Als Bischof werde ich öfter gefragt: Was ist die Kurzfassung des Christentums? Ich gebe dann gerne als Antwort: Das Christentum lässt sich gut beschreiben – und zwar über alle konfessionellen Verschiedenheiten hinweg – in dem einen Auftrag: „Liebt einander!“

Diese Kurzformel stammt aus dem Johannesevangelium und ist eingebettet in die Abschiedsreden Jesu vor seiner Kreuzigung. Der Text wird heute in der katholischen Kirche im Gottesdienst vorgetragen und lautet im Zusammenhang (Joh 13,31-33a.34-35):

Sprecher:

In jener Zeit, als Judas hinausgegangen war, sagte Jesus: „Jetzt ist der Menschensohn verherrlicht, und Gott ist in ihm verherrlicht. Wenn Gott in ihm verherrlicht ist, wird auch Gott ihn in sich verherrlichen, und er wird ihn bald verherrlichen. Meine Kinder, ich bin nur noch kurze Zeit bei euch. Ein neues Gebot gebe ich euch: Liebt einander! Wie ich euch geliebt habe, so sollt auch ihr einander lieben. Daran werden alle erkennen, dass ihr meine Jünger seid: wenn ihr einander liebt.“

Musik 1

Jesus sagt dieses Liebesgebot seinen Jüngern im Abendmahlssaal, kurz nachdem Judas den Raum verlassen hatte. Liebt einander! Das klingt vielleicht alt, fromm, komisch. Aber irgendwie auch einvernehmlich. Wie viele Menschen könnten sich wohl dieser Aufforderung anschließen: „Liebt einander!“? Ich vermute: Mit diesem Wort wird vielleicht nicht nur die Summe aller christlichen Konfessionen erreicht, sondern vielleicht alle Religionen oder gar alle Menschen guten Willens. Und das ist gut so!

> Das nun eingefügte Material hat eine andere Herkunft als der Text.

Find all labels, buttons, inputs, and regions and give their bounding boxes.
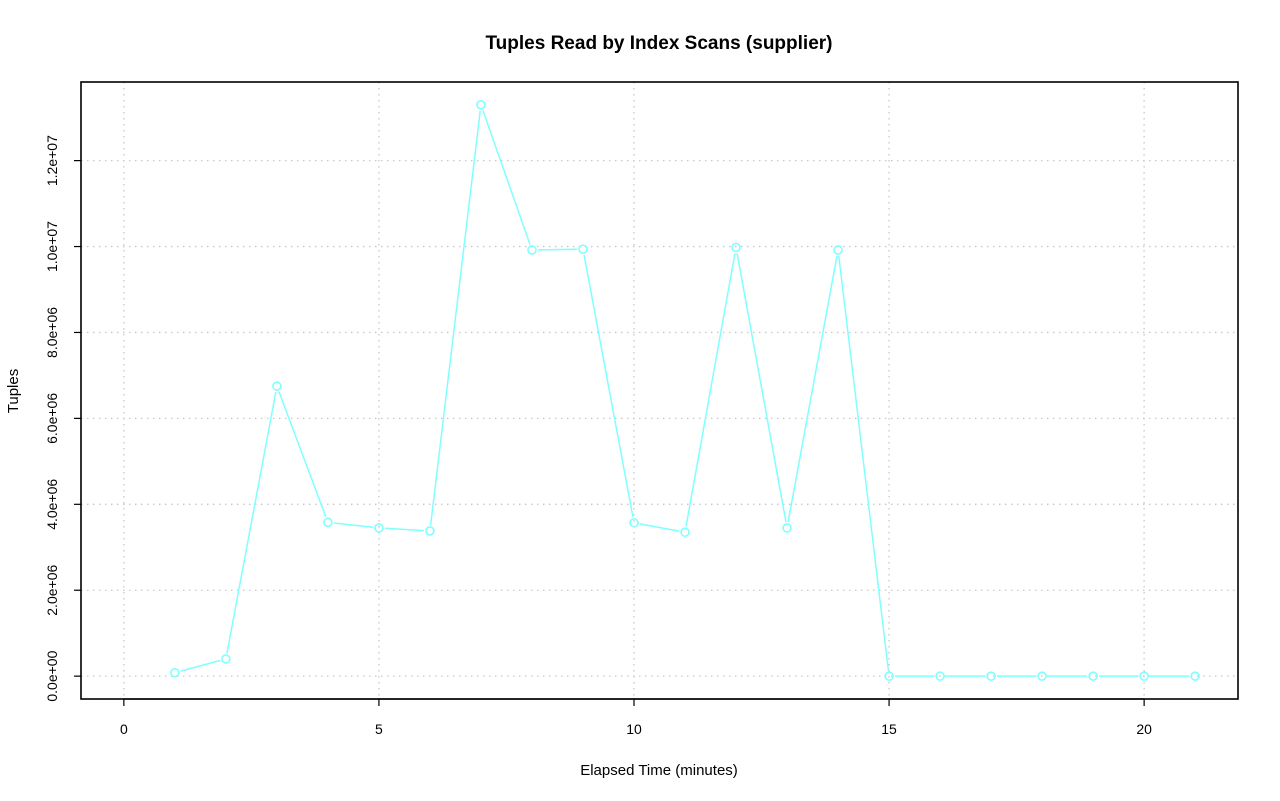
series-line-segment — [226, 391, 277, 654]
data-point — [884, 671, 894, 681]
data-point — [425, 526, 435, 536]
x-tick-label: 15 — [881, 721, 897, 737]
data-point — [986, 671, 996, 681]
data-point — [170, 667, 180, 678]
plot-frame — [80, 81, 1239, 700]
series-line-segment — [278, 391, 327, 517]
x-tick-label: 10 — [626, 721, 642, 737]
y-tick-label: 2.0e+06 — [44, 565, 60, 616]
x-tick-label: 5 — [375, 721, 383, 737]
data-point — [1139, 671, 1149, 681]
series-line-segment — [787, 255, 838, 523]
series-line-segment — [537, 248, 577, 251]
data-point — [935, 671, 945, 681]
series-line-segment — [736, 253, 787, 523]
y-tick-label: 1.0e+07 — [44, 221, 60, 272]
series-line-segment — [685, 253, 736, 527]
x-axis-label: Elapsed Time (minutes) — [580, 762, 738, 779]
series-line-segment — [180, 659, 221, 672]
data-point — [1037, 671, 1047, 681]
data-point — [578, 244, 588, 254]
series-line-segment — [838, 255, 890, 671]
x-tick-label: 0 — [120, 721, 128, 737]
y-tick-label: 4.0e+06 — [44, 479, 60, 530]
series-line-segment — [429, 110, 481, 526]
chart-title: Tuples Read by Index Scans (supplier) — [485, 33, 832, 54]
series-line-segment — [583, 254, 634, 518]
series-line-segment — [639, 523, 680, 532]
data-point — [272, 381, 282, 391]
y-axis-label: Tuples — [5, 369, 22, 413]
data-point — [629, 517, 639, 528]
data-point — [374, 523, 384, 533]
series-line-segment — [384, 527, 424, 532]
data-point — [221, 654, 231, 664]
data-point — [1190, 671, 1200, 681]
y-tick-label: 0.0e+00 — [44, 650, 60, 701]
data-point — [680, 527, 690, 538]
data-point — [1088, 671, 1098, 681]
series-line-segment — [482, 110, 531, 245]
data-point — [782, 523, 792, 533]
axes: 0 5 10 15 20 0.0e+00 2.0e+06 4.0e+06 6.0e+06 8.0e… — [44, 135, 1152, 737]
series-line-segment — [333, 522, 374, 529]
data-point — [476, 99, 486, 110]
series-layer — [170, 99, 1200, 681]
x-tick-label: 20 — [1136, 721, 1152, 737]
data-point — [731, 242, 741, 253]
data-point — [323, 517, 333, 528]
data-point — [833, 245, 843, 255]
data-point — [527, 245, 537, 255]
y-tick-label: 8.0e+06 — [44, 307, 60, 358]
y-tick-label: 6.0e+06 — [44, 393, 60, 444]
y-tick-label: 1.2e+07 — [44, 135, 60, 186]
grid — [81, 82, 1238, 699]
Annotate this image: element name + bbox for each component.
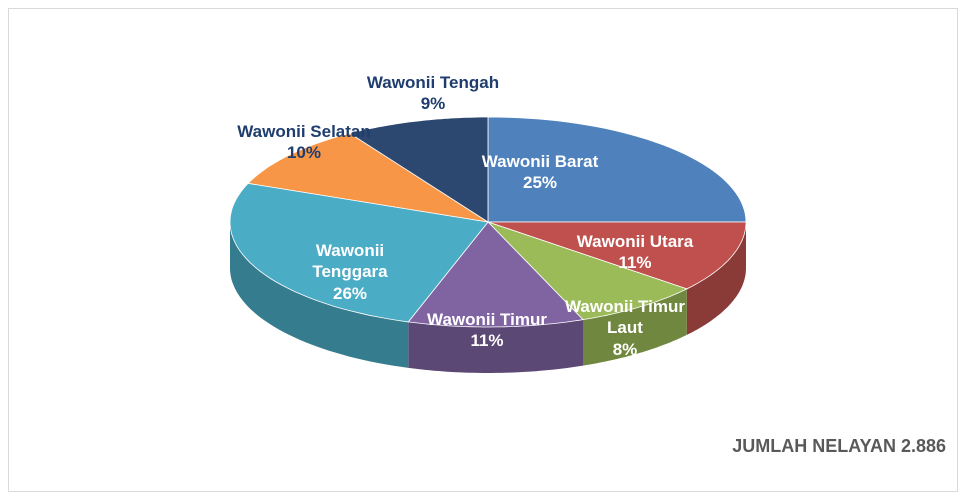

Liebe ist das Einigungsprinzip überhaupt: Frau – Mann, Eltern – Kinder, in Beziehungen aller Art. Liebe verbindet Unterschiede, ohne sie aufzulösen. Liebesbeziehungen sind die engsten, schönsten und kostbarsten Bindungen, die wir Menschen überhaupt haben. Liebesbeziehungen sind die, die wirklich zählen: Wenn die Gesundheit versagt, wenn Angst und Trauer dominieren, wenn wir am Sterbebett stehen oder gar selber in diesem Bett liegen. Dann zählt die Liebe. Die Frage „Bin ich geliebt?“, bekommt eine ganz andere Bedeutung als „Bin ich gesund?“. So gilt wörtlich: Hauptsache geliebt!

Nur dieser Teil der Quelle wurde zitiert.